With God, however, we hope that things are different. To quote again from the URC Worship Book: ‘in your eternal love [O God], they will never be lost.’ Anyone who believes in God probably doesn’t have too much of a problem with seeing God as King of the universe, as the eternal ruler of the ceaseless round of circling planets singing on their way,’ as another hymn writer puts it. (Eternal Ruler of the Ceaseless Round by J. W. Chadwick (1840-1904) R&S 623) What really blows my mind, however, is the idea that the maker and sustainer not only of the singing planets, but the solar systems and the galaxies, which are beyond number, has the time and the inclination, to remember me.

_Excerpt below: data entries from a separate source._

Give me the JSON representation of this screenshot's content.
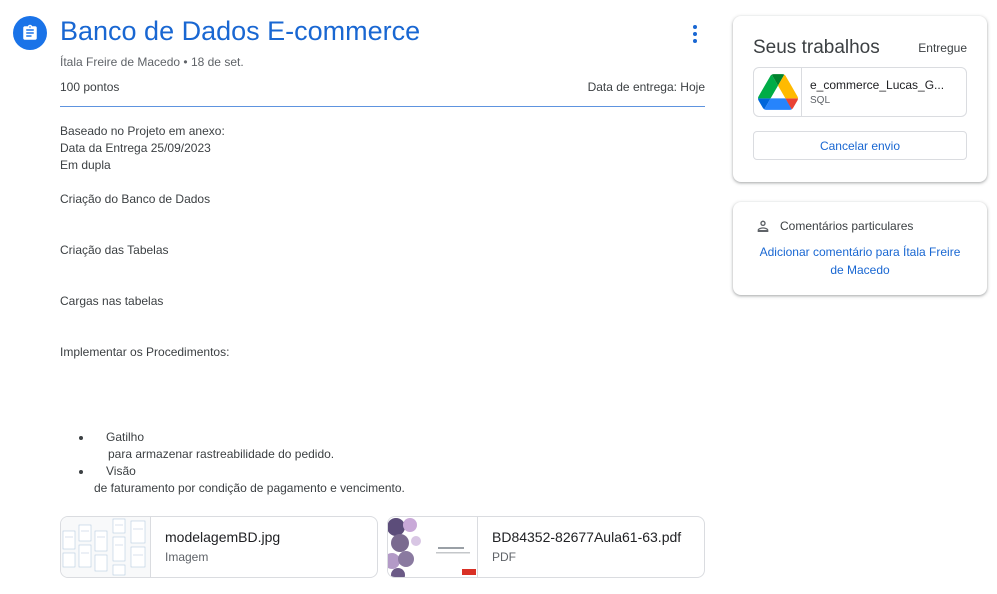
{
  "assignment": {
    "title": "Banco de Dados E-commerce",
    "author": "Ítala Freire de Macedo",
    "date": "18 de set.",
    "points": "100 pontos",
    "due": "Data de entrega: Hoje",
    "accent_color": "#1967d2"
  },
  "description": {
    "intro": [
      "Baseado no Projeto em anexo:",
      "Data da Entrega 25/09/2023",
      "Em dupla"
    ],
    "step1": "Criação do Banco de Dados",
    "step2": "Criação das Tabelas",
    "step3": "Cargas nas tabelas",
    "step4": "Implementar os Procedimentos:",
    "bullets": [
      {
        "title": "Gatilho",
        "detail": "para armazenar rastreabilidade do pedido."
      },
      {
        "title": "Visão",
        "detail": "de faturamento por condição de pagamento e vencimento."
      }
    ]
  },
  "attachments": [
    {
      "name": "modelagemBD.jpg",
      "type": "Imagem"
    },
    {
      "name": "BD84352-82677Aula61-63.pdf",
      "type": "PDF"
    }
  ],
  "your_work": {
    "title": "Seus trabalhos",
    "status": "Entregue",
    "file_name": "e_commerce_Lucas_G...",
    "file_type": "SQL",
    "cancel_label": "Cancelar envio"
  },
  "private_comments": {
    "title": "Comentários particulares",
    "add_link": "Adicionar comentário para Ítala Freire de Macedo"
  },
  "icons": {
    "assignment": "assignment-icon",
    "more": "more-vert-icon",
    "drive": "google-drive-icon",
    "person": "person-icon"
  }
}
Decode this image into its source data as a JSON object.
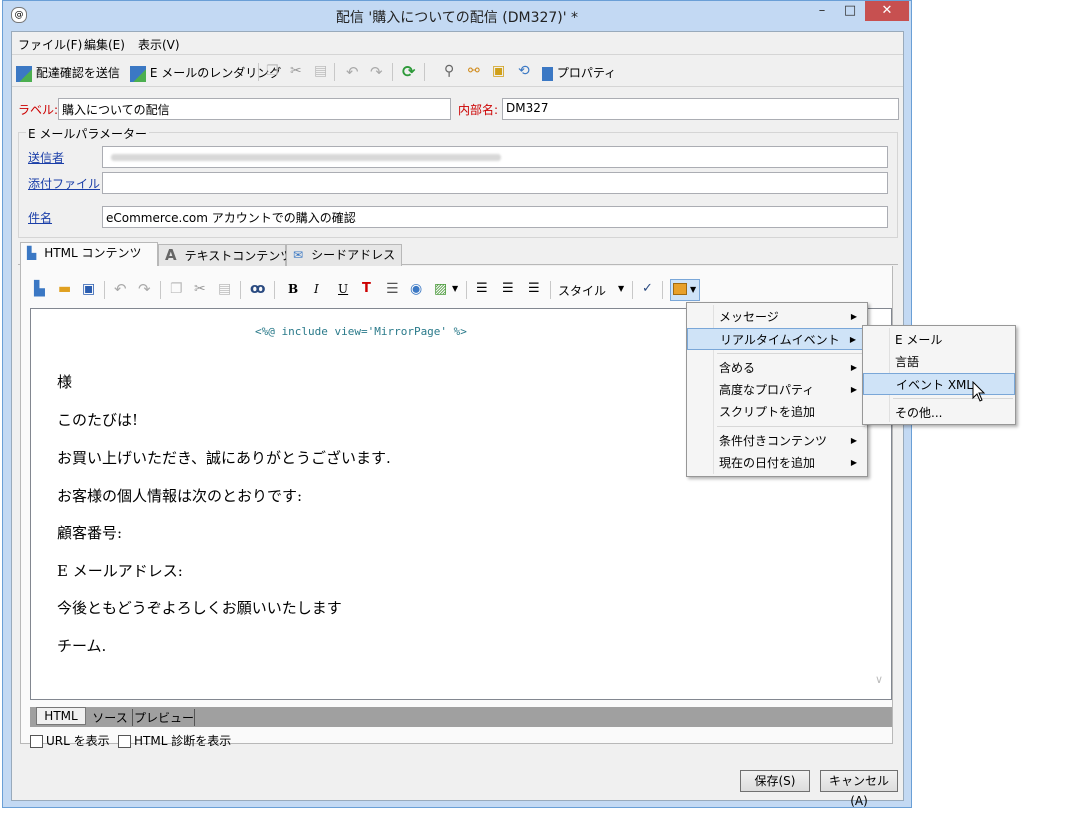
{
  "window": {
    "title": "配信 '購入についての配信 (DM327)' *",
    "minimize": "–",
    "maximize": "□",
    "close": "✕"
  },
  "menubar": {
    "items": [
      "ファイル(F)",
      "編集(E)",
      "表示(V)"
    ]
  },
  "toolbar": {
    "send_proof": "配達確認を送信",
    "email_rendering": "E メールのレンダリング",
    "properties": "プロパティ"
  },
  "form": {
    "label_caption": "ラベル:",
    "label_value": "購入についての配信",
    "internal_name_caption": "内部名:",
    "internal_name_value": "DM327",
    "email_params_legend": "E メールパラメーター",
    "sender_link": "送信者",
    "sender_value": "",
    "attachment_link": "添付ファイル",
    "attachment_value": "",
    "subject_link": "件名",
    "subject_value": "eCommerce.com アカウントでの購入の確認"
  },
  "tabs": [
    "HTML コンテンツ",
    "テキストコンテンツ",
    "シードアドレス"
  ],
  "editor_toolbar": {
    "bold": "B",
    "italic": "I",
    "underline": "U",
    "style": "スタイル"
  },
  "editor": {
    "include_line": "<%@ include view='MirrorPage' %>",
    "lines": [
      "様",
      "このたびは!",
      "お買い上げいただき、誠にありがとうございます.",
      "お客様の個人情報は次のとおりです:",
      "顧客番号:",
      "E メールアドレス:",
      "今後ともどうぞよろしくお願いいたします",
      "チーム."
    ]
  },
  "bottom_tabs": [
    "HTML",
    "ソース",
    "プレビュー"
  ],
  "checkboxes": {
    "show_url": "URL を表示",
    "show_html_diag": "HTML 診断を表示"
  },
  "buttons": {
    "save": "保存(S)",
    "cancel": "キャンセル(A)"
  },
  "context_menu": {
    "items": [
      "メッセージ",
      "リアルタイムイベント",
      "含める",
      "高度なプロパティ",
      "スクリプトを追加",
      "条件付きコンテンツ",
      "現在の日付を追加"
    ]
  },
  "submenu": {
    "items": [
      "E メール",
      "言語",
      "イベント XML",
      "その他..."
    ]
  },
  "colors": {
    "accent": "#c3d9f3",
    "link": "#1a3ea8",
    "label_red": "#cc0000",
    "highlight": "#cfe3f7"
  }
}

Yet here’s the king of the universe, nailed to the cross in the guise of a failed king, remembering the sort of people to whom most other people wouldn’t give a thought. The image of the invisible God,’ as it says in Colossians, ‘the first born of all creation,’ in or by whom, ‘all things in heaven and earth were created,’ (1:15, 16) expresses forgiveness – ‘Father, forgive them, for they do not know what they are doing’ (23:34) – and offers salvation: ‘truly, I tell you, today you will be with me in Paradise.’ (23:43) It rewrites human ideas of what constitutes kingship. From the perspective how human beings have understood and practised kingship, it’s a nonsense and failure, but Jesus’s brand of kingship has long outlived Pontius Pilate, Herod Antipas and a whole host of other kings, rulers, emperors and presidents, so Jesus a very successful failure as King.
Kingdom, remembering … Jesus: ‘Jesus, remember me when you come into your kingdom.’ Today’s the last Sunday of the Church’s liturgical year. Next Sunday, Advent begins another year of re-telling the story of God’s dealings with God’s creation, including with you and me. It’s a story that ends with a reminder that God is king, but in a way that sets the standard for what constitutes good human kingship, not the other way around. God is mighty, in ways beyond our greatest imaginings, for God is the creator of all that is, all that has been, and all that is to come. Yet, at the same time – and this is the good news – no matter how tiny and insignificant we are, no matter how good or bad we are, God remembers and loves each one of us, now and for ever.
And the way we know that and are able to respond to God’s love is through Jesus Christ. In today’s Gospel reading we’re confronted with that pivotal moment where God’s remembers us even to the point of dying for us. Earlier in the sermon, I said that Jesus was a king without a retinue, but that’s not quite right. We, and the millions of his followers form his retinue. It’s different though, because a king’s retinue follows where the king goes, and King Jesus goes places that earthly kings do not. That’s why it’s appropriate that next week the story starts all over again, and we get to follow in our King’s footsteps from birth onwards.
During the next year it will be Matthew’s Gospel that we hear from the most of the four biblical Gospels. With a spoiler alert here for anyone who has never heard the story of Jesus’s birth, I can tell you that it is Matthew’s Gospel that has visitors come from the east, asking, ‘where is the child who has been born King of the Jews?’ (2:2) And so, we’ll be members of the retinue of that king who teaches us how to live, a king who heals, a king who remembers everyone, the weak and powerful, the good-living and those who have gone astray. He’s a king who forgives and saves; a most spectacular failure as far as normal ideas of kingship go, but just the sort of king that’s needed in this world.